The pipe from east to west is only under pressure when the sprinkler system is on... and there is a shut off for the city water between the meter and the valves and backflow on the west side.


----------



## g-man (Jun 15, 2017)

So you have a master valve?


----------



## SteveH (Jan 29, 2020)

If you mean a valve to shut off water to the sprinkler system .. then yes. Sorry … don't know too much about this.


----------



## adgattoni (Oct 3, 2017)

SteveH said:


> g-man said:
> 
> 
> > @SteveH if I understand correctly, you have a pipe connecting the west to the east side. The pipe is constantly under city pressure. Correct?
> ...


If the pipe is only under pressure when the sprinklers are on, then this line is in front of a valve and is feeding a zone on the east side of your house.
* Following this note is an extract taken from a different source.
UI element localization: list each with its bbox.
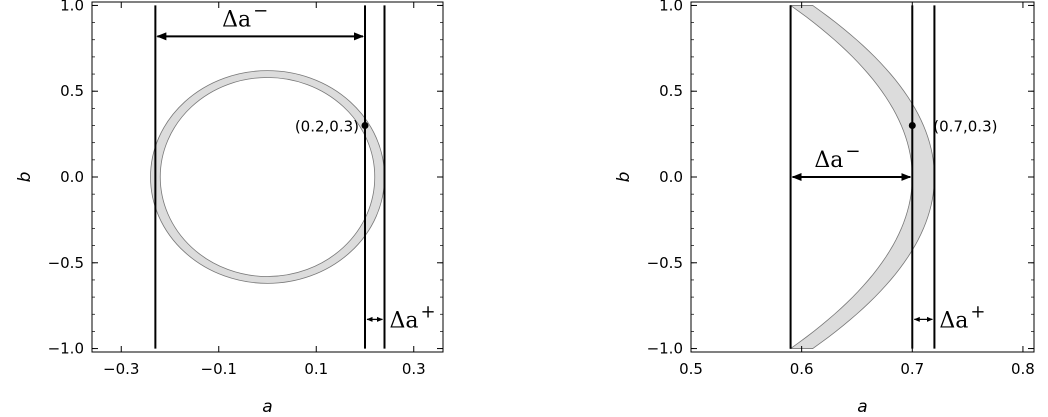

You could replumb the west side so that the line is going into the valves (vs. being on the output end of one) to use this pipe as a trunk line, but you'd want to make sure the pipe is rated for constant pressure. E.g., SCH 40 PVC would be fine, but blu-loc is not meant for constant pressure. You would also need to add a valve on the east side for whatever zone was being pressurized by that line.

The way you would make the switch is: 
1) shut off the flow to your system from the main valve, 
2) cut the line between city water and your system and cap both ends (wouldn't want to cross the two sources), 
3) replumb the trunk line & zones as described above, 
4) wire the new valve on the east side,
5) connect the well to the east side of your system and re-pressurize.


----------